Accuracy: Overall correct predictions / total predictions

Precision: True positives / (True positives + False positives)

Recall: True positives / (True positives + False negatives)

F1-Score: Harmonic mean of precision and recall

When to use Accuracy: Balanced datasets

When to use Precision: False positives are costly

When to use Recall: False negatives are costly

When to use F1: Balance both concerns

Business Example: In fraud detection, missing actual fraud (false negative) is worse than flagging legitimate transactions (false positive). Therefore, prioritize Recall over Precision.

Understanding the Confusion Matrix

Metric	Formula	Example Value
Accuracy	(TP + TN) / Total	(85 + 10) / 120 = 79.2%
Precision	TP / (TP + FP)	85 / (85 + 15) = 85.0%
Recall	TP / (TP + FN)	85 / (85 + 10) = 89.5%
F1-Score	2 × (Precision × Recall) / (Precision + Recall)	87.2%

Best Practices for Implementation

Before Building Models

Understand your business problem and cost of errors

Examine class distribution (balanced vs imbalanced)

Perform exploratory data analysis

Handle missing values appropriately

Scale/normalize features (especially for SVM)

During Model Development

Always use train/test split or cross-validation

Start simple, then increase complexity

Monitor for overfitting vs underfitting

Compare multiple algorithms

Tune hyperparameters systematically

                    Remember: The best algorithm is the one that solves your specific business problem effectively, not necessarily the most complex one.
                

Knowledge Check: Comprehensive Review

Question: A healthcare company needs to predict patient readmission risk. They have a medium-sized dataset with complex feature interactions, and false negatives (missing high-risk patients) are very costly. Which method would be most appropriate?

A) Naïve Bayes - simple and fast

B) SVM with linear kernel - good for moderate datasets

C) Gradient Boosting - handles complex interactions, high accuracy, can optimize for recall

D) Random Forest - faster than Gradient Boosting

Case Study: Employee Attrition Prediction

Business Context

A company wants to predict which employees are likely to leave to implement proactive retention strategies.

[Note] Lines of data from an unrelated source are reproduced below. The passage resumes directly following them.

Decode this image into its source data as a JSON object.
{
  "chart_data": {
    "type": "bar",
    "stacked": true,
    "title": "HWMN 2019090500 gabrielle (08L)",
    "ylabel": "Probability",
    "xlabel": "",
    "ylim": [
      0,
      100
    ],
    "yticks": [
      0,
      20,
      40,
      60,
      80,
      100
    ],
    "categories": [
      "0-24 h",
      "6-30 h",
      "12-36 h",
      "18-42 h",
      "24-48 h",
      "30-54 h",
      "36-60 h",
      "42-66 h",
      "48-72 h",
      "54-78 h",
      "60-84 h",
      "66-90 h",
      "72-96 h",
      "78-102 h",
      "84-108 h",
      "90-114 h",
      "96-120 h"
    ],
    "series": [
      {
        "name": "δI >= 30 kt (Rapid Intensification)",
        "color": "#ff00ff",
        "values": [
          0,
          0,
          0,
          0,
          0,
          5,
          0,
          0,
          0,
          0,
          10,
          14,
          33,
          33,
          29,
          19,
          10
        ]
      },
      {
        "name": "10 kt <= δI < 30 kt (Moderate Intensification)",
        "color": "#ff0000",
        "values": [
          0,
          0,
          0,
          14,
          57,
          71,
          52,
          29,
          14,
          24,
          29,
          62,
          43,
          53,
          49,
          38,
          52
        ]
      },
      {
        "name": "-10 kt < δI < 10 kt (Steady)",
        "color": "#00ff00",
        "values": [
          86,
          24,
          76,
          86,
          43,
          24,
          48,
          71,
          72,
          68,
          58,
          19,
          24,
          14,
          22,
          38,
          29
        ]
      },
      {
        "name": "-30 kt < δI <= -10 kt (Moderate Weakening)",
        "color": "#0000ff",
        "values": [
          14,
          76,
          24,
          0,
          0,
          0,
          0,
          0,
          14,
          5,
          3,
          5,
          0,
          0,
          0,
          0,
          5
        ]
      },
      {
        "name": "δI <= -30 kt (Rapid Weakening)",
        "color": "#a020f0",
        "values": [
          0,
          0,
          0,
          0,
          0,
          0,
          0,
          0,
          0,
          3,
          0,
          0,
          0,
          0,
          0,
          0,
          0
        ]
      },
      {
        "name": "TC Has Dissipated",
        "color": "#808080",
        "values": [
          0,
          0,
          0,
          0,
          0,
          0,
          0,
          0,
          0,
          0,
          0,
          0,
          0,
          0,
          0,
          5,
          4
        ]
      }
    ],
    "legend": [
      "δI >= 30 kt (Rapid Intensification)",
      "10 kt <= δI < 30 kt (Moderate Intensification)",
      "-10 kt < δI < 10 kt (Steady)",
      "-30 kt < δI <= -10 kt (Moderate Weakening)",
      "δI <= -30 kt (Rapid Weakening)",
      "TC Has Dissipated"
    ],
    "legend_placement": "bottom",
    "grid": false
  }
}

Method	Accuracy	Precision	Recall	Training Time
Naïve Bayes	76%	71%	68%	2 seconds
SVM (RBF kernel)	84%	82%	79%	45 seconds
Gradient Boosting	89%	87%	86%	28 seconds

                    Decision: Gradient Boosting was selected because the 5% improvement in recall means catching 5% more at-risk employees, which justifies the extra 26 seconds of training time.
                

Today's Workshop Activities

Hands-On Practice

Activity 1: Naïve Bayes Email Classification

Build a spam filter using Naïve Bayes

Calculate probabilities manually

Implement in Orange Data Mining

Activity 2: SVM Customer Segmentation

Classify customer purchase likelihood

Experiment with different kernels

Visualize decision boundaries

Activity 3: Model Comparison Challenge

Apply all three methods to employee attrition dataset

Compare performance metrics

Recommend best approach with justification

Key Takeaways

                    Naïve Bayes
                    Use when: You need fast, simple classification with independent features (text classification, real-time systems)
                    
Remember: Based on probability, assumes feature independence
                

                    Support Vector Machines
                    Use when: You have complex non-linear boundaries and can afford training time
                    
Remember: Finds maximum margin boundary, uses kernel trick for complex patterns
                

                    Gradient Boosting
                    Use when: You need highest accuracy on structured data and have time for tuning
                    
Remember: Sequential error correction, requires careful parameter tuning
                

Next Steps: Practice with real datasets, experiment with different parameters, and always validate your results with appropriate metrics!